We worry about anthrax but not about colon cancer. We worry about getting mugged but not about over paying for cell phone service. Basically, we worry about the wrong things. The question is why. What is it that causes these discrepancies between perceived and actual risk? It is no doubt linked to our somewhat amazing ability to act irrational and often illogical in the face of fact. Fiction is just more exciting, it would seem.

Compare this to a random off-topic: Solar guerrillas:
The manifesto appeared in Home Power magazine, where it was attributed to an anonymous source. It reads:

“We hold these truths to be self-evident, that all energy is freely and democratically provided by Nature, that utilities both public and private have no monopoly on the production and distribution of energy, that this century’s monopolization of energy by utilities threatens the health of our environment and the very life of our planet.

“We, the Solar Guerrillas of this planet, therefore resolve to place energy made from sunshine, wind, and falling water on this planet’s utility grids with or without permission from utilities or governments.

“We resolve to share this energy with our neighbors without regard for financial compensation. We further resolve that our renewable energy systems will be safe and will not harm utility workers, our neighbors, or our environment. Signed, Solar Guerrillas of Planet Earth”
Sounds great, right? But the problem is that the electric companies didn't want to play ball.
In 1978, the federal Public Utilities Regulatory Policy Act, was passed, requiring all utility companies in the U.S. to purchase the excess power created by qualified home electricity producers. But the act did not stipulate the exact costs utilities had to pay independent producers for their electricity. Most utilities chose to pay what are called “avoided costs,” or the amount of money they save by not producing the power themselves.
Afraid of what I can only imagine is diminished returns, power companies tried to screw the consumer. Their fear: no money.. and this from an industry that produces a necessary staple. Everyone needs power. But their line was "you pay us retail for the power we give you, we pay you whole-sale for the same power you send back" because they couldn't imagine a better system - a better solution for everyone. Sounds fair, right? No, of course not.. so it took a good thirty years for them to come around.

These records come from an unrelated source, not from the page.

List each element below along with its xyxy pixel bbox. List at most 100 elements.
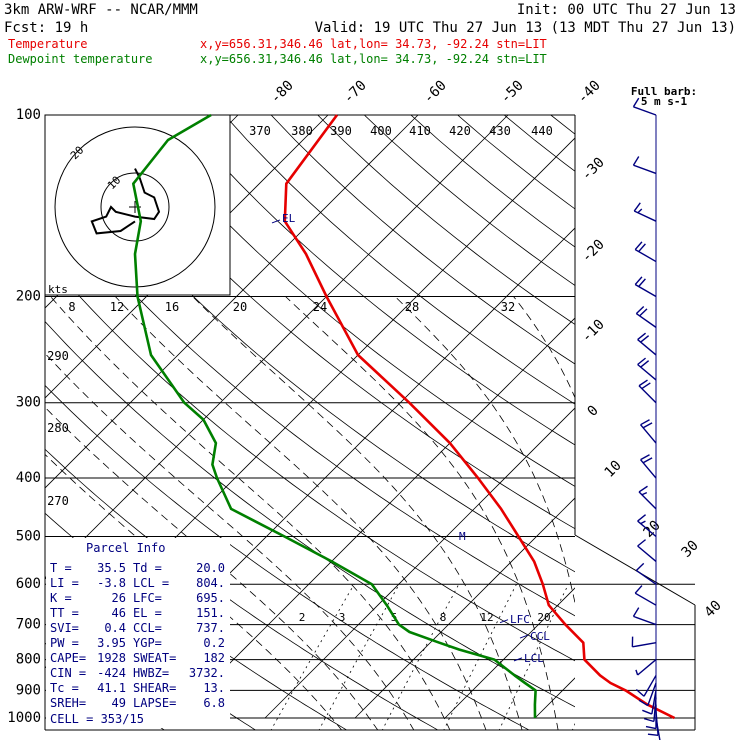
- dry-adiabat: [317, 115, 575, 325]
- wind-barb-flag: [637, 514, 647, 522]
- temperature-location: x,y=656.31,346.46 lat,lon= 34.73, -92.24…: [200, 37, 547, 51]
- pressure-tick-label: 700: [16, 617, 41, 633]
- mixing-ratio-label: 3: [339, 611, 346, 624]
- pressure-tick-label: 100: [16, 107, 41, 123]
- wind-barb-flag: [632, 607, 640, 617]
- parcel-row-value: 6.8: [203, 696, 225, 710]
- forecast-hour: Fcst: 19 h: [4, 20, 88, 36]
- dry-adiabat: [45, 124, 575, 573]
- parcel-info-box: Parcel Info T = 35.5 Td = 20.0 LI = -3.8 LCL =…: [46, 538, 230, 728]
- wind-barb: [637, 332, 657, 356]
- wind-barb-staff: [637, 545, 657, 562]
- pressure-tick-label: 1000: [7, 710, 41, 726]
- wind-barb-flag: [645, 725, 657, 730]
- wind-barb-flag: [638, 379, 648, 387]
- wind-barb-staff: [637, 520, 657, 538]
- isotherm-line: [45, 115, 419, 489]
- parcel-row-value: 49: [112, 696, 126, 710]
- wind-barb: [635, 562, 657, 585]
- parcel-row-label: Tc =: [50, 681, 79, 695]
- wind-barb-flag: [638, 243, 646, 253]
- wind-barb: [645, 704, 657, 730]
- dry-adiabat: [457, 115, 575, 210]
- wind-barb-staff: [647, 682, 657, 706]
- wind-barb-staff: [634, 283, 657, 298]
- wind-barb-staff: [635, 313, 657, 328]
- parcel-row-label: EL =: [133, 606, 162, 620]
- dry-adiabat-label: 380: [291, 124, 313, 138]
- wind-barb-staff: [633, 164, 657, 175]
- parcel-row-value: 3.95: [97, 636, 126, 650]
- temperature-profile: [283, 114, 676, 720]
- wind-barb-flag: [641, 382, 651, 390]
- wind-barb-flag: [635, 688, 645, 697]
- isotherm-line: [625, 115, 740, 718]
- parcel-row-value: 20.0: [196, 561, 225, 575]
- moist-adiabat: [192, 296, 523, 730]
- parcel-row-label: PW =: [50, 636, 79, 650]
- sounding-profiles: [132, 113, 676, 720]
- moist-adiabat-label: 20: [233, 300, 247, 314]
- wind-barb-flag: [632, 97, 640, 108]
- dry-adiabat: [45, 320, 575, 708]
- parcel-row-value: 13.: [203, 681, 225, 695]
- wind-barb: [640, 419, 657, 444]
- dry-adiabat: [364, 115, 575, 286]
- wind-barb: [632, 156, 657, 175]
- parcel-row-value: 1928: [97, 651, 126, 665]
- annotation-el: EL: [282, 212, 296, 225]
- wind-barb: [637, 514, 657, 538]
- wind-barb-flag: [638, 485, 648, 493]
- dry-adiabat: [597, 115, 740, 731]
- wind-barb: [634, 241, 657, 263]
- hodograph-ring-outer: [54, 126, 216, 288]
- isotherm-line: [715, 115, 740, 718]
- isotherm-label: -10: [579, 317, 608, 346]
- parcel-row-value: -424: [97, 666, 126, 680]
- isotherm-label: -20: [579, 237, 608, 266]
- wind-barb: [643, 697, 657, 723]
- valid-time: Valid: 19 UTC Thu 27 Jun 13 (13 MDT Thu …: [315, 20, 736, 36]
- wind-barb-staff: [651, 690, 657, 715]
- moist-adiabat-label: 8: [68, 300, 75, 314]
- parcel-row-value: 151.: [196, 606, 225, 620]
- wind-barb: [632, 97, 657, 116]
- moist-adiabat-label: 12: [110, 300, 124, 314]
- wind-barb-flag: [633, 202, 641, 212]
- isotherm-label: 30: [679, 538, 702, 561]
- parcel-row-label: Td =: [133, 561, 162, 575]
- init-time: Init: 00 UTC Thu 27 Jun 13: [517, 2, 736, 18]
- wind-barb-staff: [638, 385, 657, 404]
- isotherm-label: -60: [421, 78, 450, 107]
- dry-adiabat-label: 420: [449, 124, 471, 138]
- hodograph-units: kts: [48, 283, 68, 296]
- dry-adiabat-label: 410: [409, 124, 431, 138]
- wind-barb-staff: [634, 592, 657, 606]
- wind-barb-staff: [638, 491, 657, 510]
- hodograph-ring-inner: [100, 172, 170, 242]
- wind-barb-flag: [640, 335, 650, 343]
- parcel-row-label: CAPE=: [50, 651, 86, 665]
- parcel-row-label: YGP=: [133, 636, 162, 650]
- dewpoint-legend: Dewpoint temperature: [8, 52, 153, 66]
- mixing-ratio-label: 2: [299, 611, 306, 624]
- parcel-row-label: LAPSE=: [133, 696, 176, 710]
- isotherm-line: [444, 587, 575, 719]
- dewpoint-profile: [132, 113, 537, 719]
- wind-barb-flag: [643, 717, 655, 723]
- moist-adiabat-label: 24: [313, 300, 327, 314]
- isotherm-line: [174, 317, 575, 719]
- wind-barb-flag: [635, 562, 645, 571]
- isotherm-label: -70: [341, 78, 370, 107]
- parcel-cell: CELL = 353/15: [50, 712, 144, 726]
- parcel-row-label: SWEAT=: [133, 651, 176, 665]
- pressure-tick-label: 500: [16, 528, 41, 544]
- parcel-row-label: SVI=: [50, 621, 79, 635]
- isotherm-label: -40: [575, 78, 604, 107]
- wind-barb-flag: [634, 276, 643, 285]
- mixing-ratio-label: 12: [480, 611, 493, 624]
- wind-barb-staff: [640, 424, 657, 444]
- annotation-pointer-ccl: [519, 634, 529, 639]
- moist-adiabat: [394, 296, 575, 605]
- wind-barb-flag: [638, 699, 649, 707]
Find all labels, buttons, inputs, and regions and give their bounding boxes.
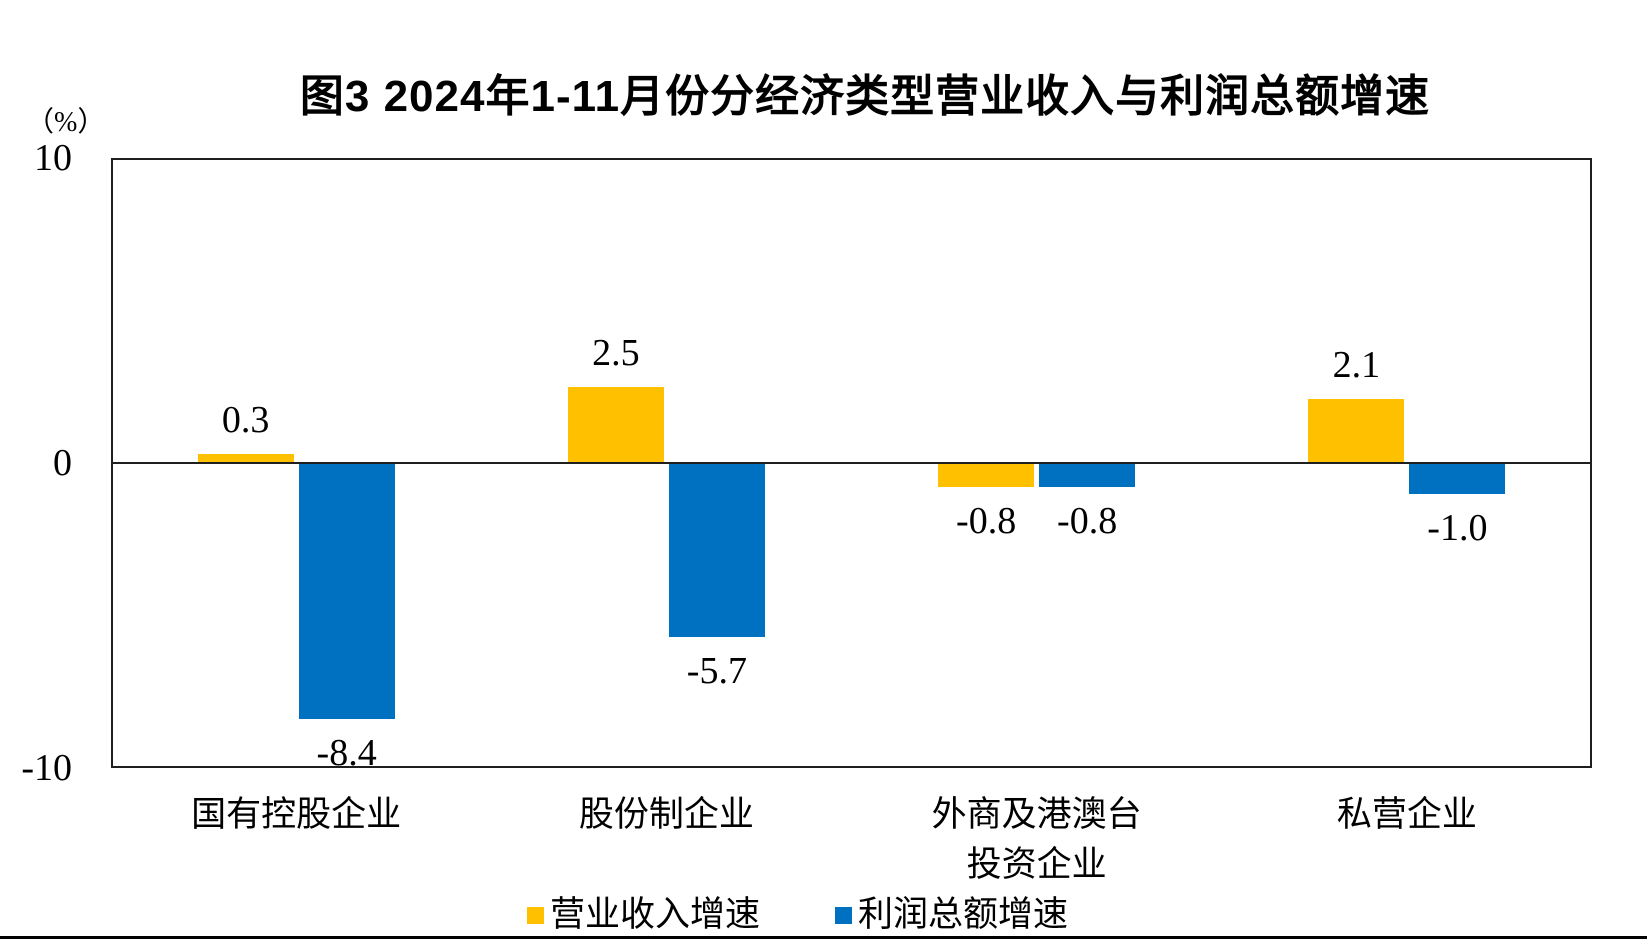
bar-profit-group2: [1039, 463, 1136, 488]
y-tick-label: -10: [21, 747, 72, 789]
category-label-group3: 私营企业: [1336, 795, 1477, 834]
legend-item-profit: 利润总额增速: [835, 895, 1068, 935]
category-label-group2: 外商及港澳台 投资企业: [931, 795, 1142, 884]
data-label-profit-group1: -5.7: [686, 649, 747, 692]
bar-revenue-group0: [197, 453, 294, 463]
legend-swatch-icon: [526, 906, 544, 924]
data-label-revenue-group2: -0.8: [956, 500, 1017, 543]
legend-swatch-icon: [835, 906, 852, 924]
bottom-divider: [0, 936, 1647, 939]
y-tick-label: 0: [53, 442, 72, 484]
data-label-profit-group0: -8.4: [316, 732, 377, 775]
bar-revenue-group3: [1308, 398, 1405, 463]
data-label-revenue-group1: 2.5: [592, 331, 640, 374]
bar-profit-group3: [1409, 463, 1506, 494]
category-label-group0: 国有控股企业: [191, 795, 402, 834]
chart-title: 图3 2024年1-11月份分经济类型营业收入与利润总额增速: [299, 72, 1431, 121]
bar-profit-group1: [668, 463, 765, 637]
legend-label: 利润总额增速: [858, 895, 1069, 934]
data-label-revenue-group0: 0.3: [221, 398, 270, 441]
bar-revenue-group2: [938, 463, 1035, 488]
bar-profit-group0: [298, 463, 395, 720]
data-label-profit-group2: -0.8: [1057, 500, 1118, 543]
bar-revenue-group1: [567, 386, 664, 463]
y-tick-label: 10: [34, 137, 72, 179]
data-label-profit-group3: -1.0: [1427, 506, 1488, 549]
y-axis-unit-label: （%）: [26, 107, 106, 138]
zero-axis-line: [111, 462, 1592, 464]
legend: 营业收入增速 利润总额增速: [0, 895, 1621, 935]
category-label-group1: 股份制企业: [578, 795, 754, 834]
legend-item-revenue: 营业收入增速: [526, 895, 760, 935]
data-label-revenue-group3: 2.1: [1332, 343, 1381, 386]
legend-label: 营业收入增速: [549, 895, 760, 934]
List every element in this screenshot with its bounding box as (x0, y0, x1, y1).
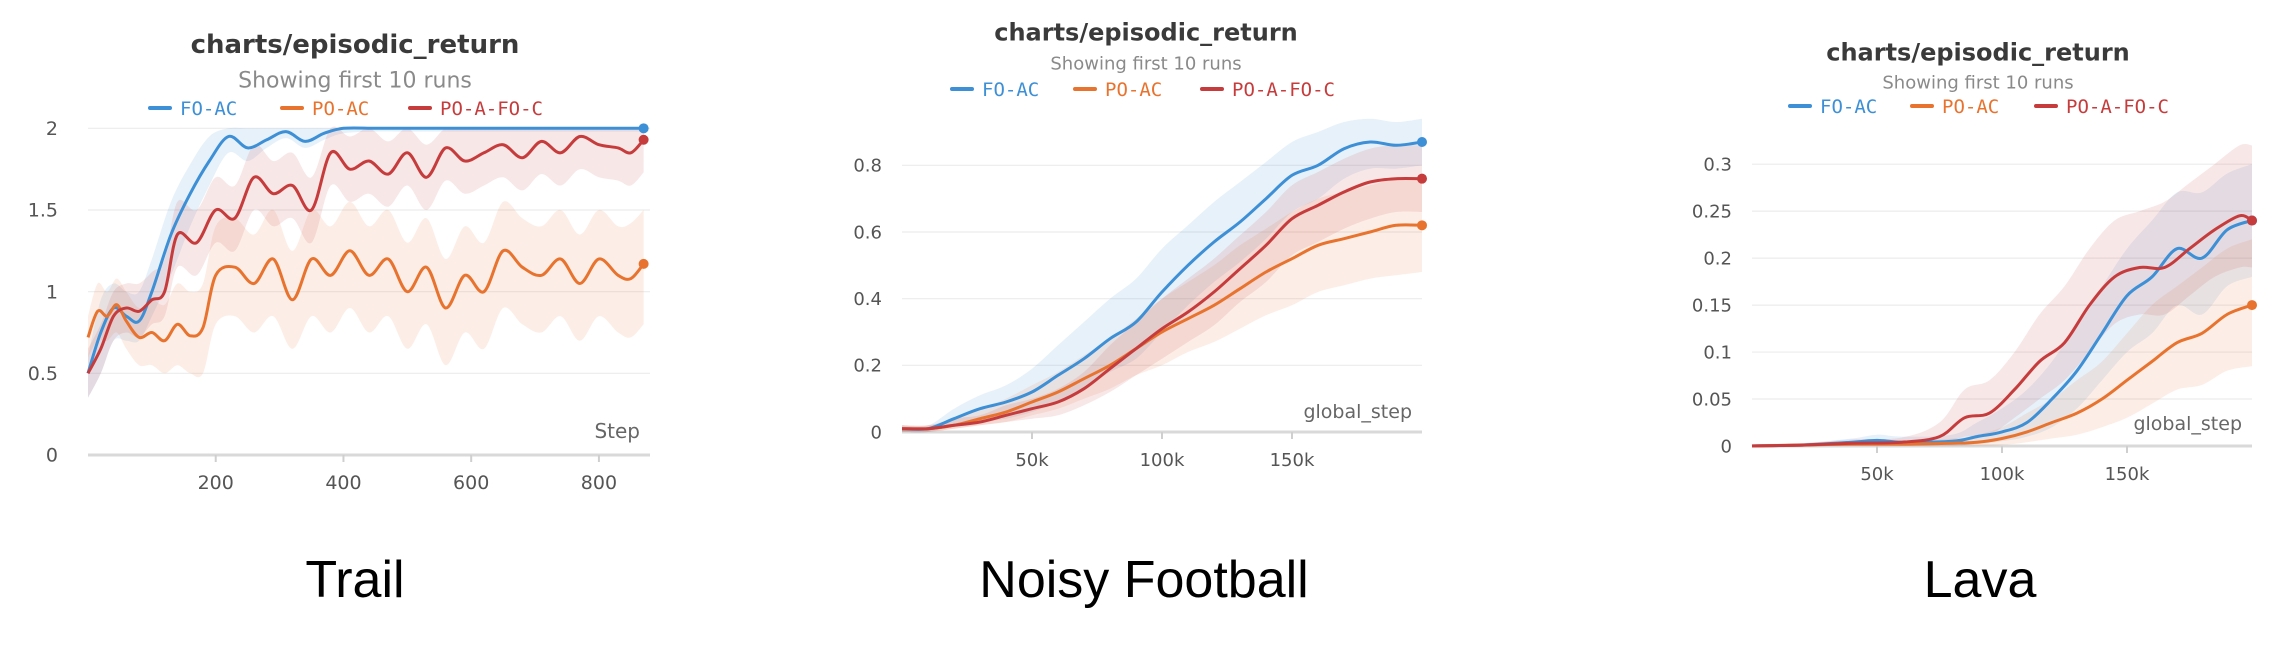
chart-caption: Noisy Football (979, 551, 1309, 609)
series-end-point (1417, 173, 1427, 184)
legend-item[interactable]: FO-AC (1788, 96, 1877, 118)
chart-title: charts/episodic_return (994, 18, 1298, 46)
series-line (1751, 219, 2253, 448)
legend-item[interactable]: FO-AC (950, 79, 1039, 101)
x-tick-label: 150k (1270, 450, 1315, 471)
series-band (1752, 164, 2252, 447)
chart-trail: charts/episodic_return Showing first 10 r… (28, 30, 650, 494)
x-tick-label: 50k (1860, 464, 1894, 485)
y-tick-label: 0.2 (1703, 248, 1732, 269)
chart-subtitle: Showing first 10 runs (1882, 72, 2073, 93)
series-line (86, 248, 645, 343)
series-line (901, 140, 1423, 431)
chart-lava: charts/episodic_return Showing first 10 r… (1692, 38, 2257, 485)
legend-label: PO-A-FO-C (1232, 79, 1335, 101)
y-tick-label: 0.5 (28, 363, 58, 385)
legend-item[interactable]: PO-A-FO-C (2034, 96, 2169, 118)
y-tick-label: 1 (46, 281, 58, 303)
chart-panel-noisy-football: charts/episodic_return Showing first 10 r… (830, 0, 1450, 657)
y-tick-label: 0 (46, 445, 58, 467)
y-tick-label: 0.05 (1692, 389, 1732, 410)
y-tick-label: 0.6 (853, 222, 882, 243)
legend-label: PO-AC (312, 98, 369, 120)
legend-item[interactable]: PO-A-FO-C (408, 98, 543, 120)
chart-panel-lava: charts/episodic_return Showing first 10 r… (1680, 0, 2272, 657)
x-tick-label: 100k (1980, 464, 2025, 485)
series-line (86, 134, 645, 375)
series-line (901, 176, 1423, 431)
x-axis-label: Step (594, 419, 640, 443)
chart-subtitle: Showing first 10 runs (238, 69, 472, 94)
chart-subtitle: Showing first 10 runs (1050, 53, 1241, 74)
y-tick-label: 0.8 (853, 156, 882, 177)
x-tick-label: 600 (453, 472, 489, 494)
y-tick-label: 0.15 (1692, 295, 1732, 316)
series-end-point (1417, 137, 1427, 147)
x-tick-label: 150k (2105, 464, 2150, 485)
legend-item[interactable]: PO-AC (1073, 79, 1162, 101)
series-end-point (638, 123, 649, 134)
x-axis-label: global_step (2133, 413, 2242, 435)
x-tick-label: 800 (581, 472, 617, 494)
legend-label: FO-AC (982, 79, 1039, 101)
y-tick-label: 1.5 (28, 200, 58, 222)
legend-label: FO-AC (180, 98, 237, 120)
y-tick-label: 2 (46, 118, 58, 140)
legend-label: PO-A-FO-C (440, 98, 543, 120)
chart-caption: Lava (1923, 551, 2037, 609)
y-tick-label: 0.4 (853, 289, 882, 310)
series-end-point (638, 258, 649, 269)
series-band (88, 201, 644, 378)
x-tick-label: 200 (198, 472, 234, 494)
chart-noisy-football: charts/episodic_return Showing first 10 r… (853, 18, 1427, 471)
chart-caption: Trail (305, 551, 405, 609)
series-end-point (2247, 300, 2257, 311)
y-tick-label: 0 (1721, 436, 1732, 457)
legend-item[interactable]: PO-A-FO-C (1200, 79, 1335, 101)
legend-item[interactable]: FO-AC (148, 98, 237, 120)
y-tick-label: 0.25 (1692, 201, 1732, 222)
legend-item[interactable]: PO-AC (280, 98, 369, 120)
series-band (1752, 239, 2252, 447)
y-tick-label: 0.3 (1703, 154, 1732, 175)
y-tick-label: 0 (871, 422, 882, 443)
chart-title: charts/episodic_return (1826, 38, 2130, 66)
x-tick-label: 400 (325, 472, 361, 494)
legend-label: PO-AC (1942, 96, 1999, 118)
series-band (902, 118, 1422, 433)
y-tick-label: 0.1 (1703, 342, 1732, 363)
x-tick-label: 50k (1015, 450, 1049, 471)
series-band (1752, 144, 2252, 447)
chart-panel-trail: charts/episodic_return Showing first 10 r… (0, 0, 720, 657)
y-tick-label: 0.2 (853, 356, 882, 377)
legend-label: FO-AC (1820, 96, 1877, 118)
series-end-point (1417, 220, 1427, 231)
x-tick-label: 100k (1140, 450, 1185, 471)
x-axis-label: global_step (1303, 401, 1412, 423)
chart-title: charts/episodic_return (191, 30, 520, 60)
legend-item[interactable]: PO-AC (1910, 96, 1999, 118)
series-line (1751, 214, 2253, 448)
series-band (902, 178, 1422, 433)
series-line (86, 126, 644, 374)
series-line (901, 223, 1423, 431)
series-band (88, 126, 644, 398)
series-end-point (2247, 215, 2257, 226)
legend-label: PO-AC (1105, 79, 1162, 101)
series-end-point (638, 134, 649, 145)
legend-label: PO-A-FO-C (2066, 96, 2169, 118)
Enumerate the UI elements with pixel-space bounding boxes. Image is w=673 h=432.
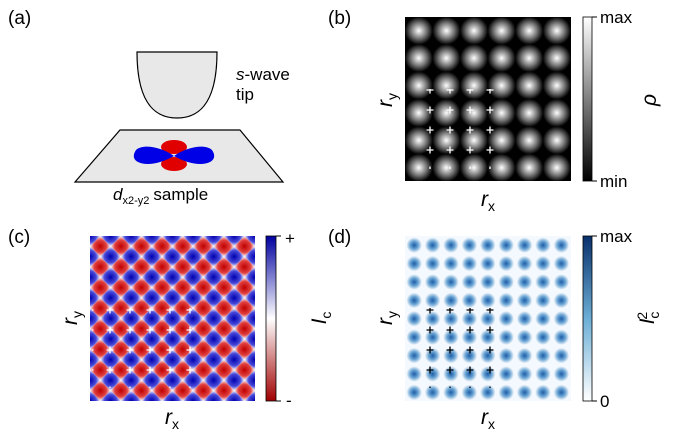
panel-label: (a) <box>8 8 31 29</box>
colorbar-bottom-label: min <box>600 172 627 191</box>
tip-label: tip <box>236 85 254 104</box>
panel-label: (b) <box>328 8 351 29</box>
colorbar <box>265 235 277 402</box>
site-markers <box>92 308 192 388</box>
orbital-lobe <box>133 146 215 164</box>
colorbar-top-label: + <box>285 229 295 248</box>
colorbar-tick <box>276 235 281 402</box>
y-axis-label: ry <box>374 311 400 325</box>
colorbar-label: Ic <box>308 312 334 325</box>
colorbar-bottom-label: 0 <box>600 392 609 411</box>
panel-label: (d) <box>328 227 351 248</box>
x-axis-label: rx <box>481 406 495 432</box>
x-axis-label: rx <box>481 188 495 214</box>
colorbar-top-label: max <box>600 227 633 246</box>
y-axis-label: ry <box>59 311 85 325</box>
colorbar-label: Ic2 <box>634 312 662 325</box>
panel-label: (c) <box>8 227 30 248</box>
tip-label: s-wave <box>236 65 290 84</box>
colorbar-tick <box>592 16 597 182</box>
colorbar-tick <box>592 235 597 402</box>
sample-label: dx2-y2 sample <box>113 185 208 207</box>
colorbar <box>582 16 593 182</box>
colorbar <box>582 235 593 402</box>
colorbar-label: ρ <box>638 94 661 107</box>
y-axis-label: ry <box>374 93 400 107</box>
colorbar-bottom-label: - <box>286 391 292 410</box>
site-markers <box>417 308 497 388</box>
tip-shape <box>136 51 218 119</box>
site-markers <box>416 89 496 169</box>
orbital-lobe <box>161 157 187 171</box>
x-axis-label: rx <box>165 406 179 432</box>
colorbar-top-label: max <box>600 8 633 27</box>
orbital-lobe <box>161 140 187 154</box>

What would have been very useful during the cold war - a more robust power grid capable of handling small disasters in basically the same altruistic way that powers the internet - didn't actually happen until it was too late. That's our government at work.

The real fear in the United States and, indeed, all over the world, isn't even death. It's the loss of fiduciary potential. Loosing out on a buck that could be made which is, in the long run, a bit preposterous. The people who make so much money, the Larry Ellison's of the world, are the ones spending so extravagently that they don't know which way is up. Certainly, more money would be nice but is it really necessary to buy that brand new Hummer when a used one will do?

Day in and day out people will bitch and moan about their employer cutting back on overtime or the government taking too many taxes.. when in the long run that energy could be used in a more effective manner to produce earning potential from the other end - by saving. By shopping smartly. By living within your means. By not building a bomb shelter in West Kansas because two airplanes flew into a skyscraper in New York City.